How to slurp the contents of a very large text file efficiently?

Question

I'm reading some very large text files and running into the error described in Java - Char Buffer Issue.

When I have a very large file (>1gb), Charset.defaultCharset().decode(ByteBuffer bb).toString() throws an IllegalArgumentException. Presumably because the buffer capacity overflows and becomes a negative number.
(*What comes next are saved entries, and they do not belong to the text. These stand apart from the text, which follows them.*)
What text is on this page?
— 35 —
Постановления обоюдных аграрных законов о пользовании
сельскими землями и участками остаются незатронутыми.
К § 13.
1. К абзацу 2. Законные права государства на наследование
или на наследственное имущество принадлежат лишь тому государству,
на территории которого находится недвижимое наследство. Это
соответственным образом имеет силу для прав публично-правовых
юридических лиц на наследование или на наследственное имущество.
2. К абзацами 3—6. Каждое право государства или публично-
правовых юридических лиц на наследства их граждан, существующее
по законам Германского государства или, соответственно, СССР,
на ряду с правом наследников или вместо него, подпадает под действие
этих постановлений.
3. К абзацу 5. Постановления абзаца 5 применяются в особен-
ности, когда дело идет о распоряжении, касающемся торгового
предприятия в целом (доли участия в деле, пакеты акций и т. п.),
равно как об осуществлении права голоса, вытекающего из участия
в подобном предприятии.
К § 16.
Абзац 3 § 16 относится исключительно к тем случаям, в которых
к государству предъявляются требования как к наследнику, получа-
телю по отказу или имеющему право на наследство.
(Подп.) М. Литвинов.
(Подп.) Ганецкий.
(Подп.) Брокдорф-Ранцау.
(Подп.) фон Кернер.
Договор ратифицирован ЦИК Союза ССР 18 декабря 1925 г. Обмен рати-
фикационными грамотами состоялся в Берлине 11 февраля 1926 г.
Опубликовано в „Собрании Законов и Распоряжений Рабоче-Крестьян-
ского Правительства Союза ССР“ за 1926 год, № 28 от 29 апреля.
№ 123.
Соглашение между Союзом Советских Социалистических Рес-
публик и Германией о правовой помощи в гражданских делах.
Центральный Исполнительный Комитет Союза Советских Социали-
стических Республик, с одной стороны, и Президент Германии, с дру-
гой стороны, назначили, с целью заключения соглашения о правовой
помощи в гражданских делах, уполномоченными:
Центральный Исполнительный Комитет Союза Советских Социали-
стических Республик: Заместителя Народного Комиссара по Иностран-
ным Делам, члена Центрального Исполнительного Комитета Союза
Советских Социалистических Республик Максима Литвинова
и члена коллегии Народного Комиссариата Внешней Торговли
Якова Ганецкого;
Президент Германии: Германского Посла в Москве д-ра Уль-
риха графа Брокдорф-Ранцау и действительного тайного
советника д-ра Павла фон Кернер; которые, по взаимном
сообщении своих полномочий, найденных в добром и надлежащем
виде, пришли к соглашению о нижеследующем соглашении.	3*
Here's the slurp function I've been using:

public static String slurp(File f) throws IOException, FileNotFoundException
    {
        FileInputStream fis = new FileInputStream(f);
        try{
            FileChannel fc = fis.getChannel();
            MappedByteBuffer bb = fc.map(FileChannel.MapMode.READ_ONLY, 0, fc.size());

            //The decode method on the following line throws the IllegalArgumentException
            return Charset.defaultCharset().decode(bb).toString();
        }finally{
            fis.close();
        }
    }

I'd like to simply add error handling to this function for when the exception is thrown to use an alternative, safer method, such as the pattern from the question statement in How do I create a Java string from the contents of a file?

For example,

public static String slurp(File f) throws IOException, FileNotFoundException
    {
        FileInputStream fis = new FileInputStream(f);
        try{
            FileChannel fc = fis.getChannel();
            MappedByteBuffer bb = fc.map(FileChannel.MapMode.READ_ONLY, 0, fc.size());
            return Charset.defaultCharset().decode(bb).toString();
        } catch (IllegalArgumentException e) {
            // This exception is thrown by extremely large files
            BufferedReader reader = new BufferedReader(new FileReader(f));
            String line = null;
            StringBuilder stringBuilder = new StringBuilder();
            String ls = System.getProperty("line.separator");

            while ((line = reader.readLine()) != null) {
                stringBuilder.append(line);
                stringBuilder.append(ls);
            }

            return stringBuilder.toString();

        }finally{
            fis.close();
        }
    }

An alternative would be to use the most memory efficient proposed answer on the same question.

public static String slurp(File f) throws IOException, FileNotFoundException
{
    FileInputStream fis = new FileInputStream(f);
    try{
        FileChannel fc = fis.getChannel();
        MappedByteBuffer bb = fc.map(FileChannel.MapMode.READ_ONLY, 0, fc.size());
        return Charset.defaultCharset().decode(bb).toString();
    } catch (IllegalArgumentException e) {
        // This exception is thrown by extremely large files
        List<String> lines = Files.readAllLines(f.toPath(), Charset.defaultCharset());
        return String.join("/n", lines);

    }finally{
        fis.close();
    }
}

Any large file is going to be cumbersome in memory when slurped rather than streamed, but is there any reason to prefer one of these two methods or something else all together?

I ask because the accepted answer to the question discusses the memory utilization of the two answer solutions but not the questioner's example pattern.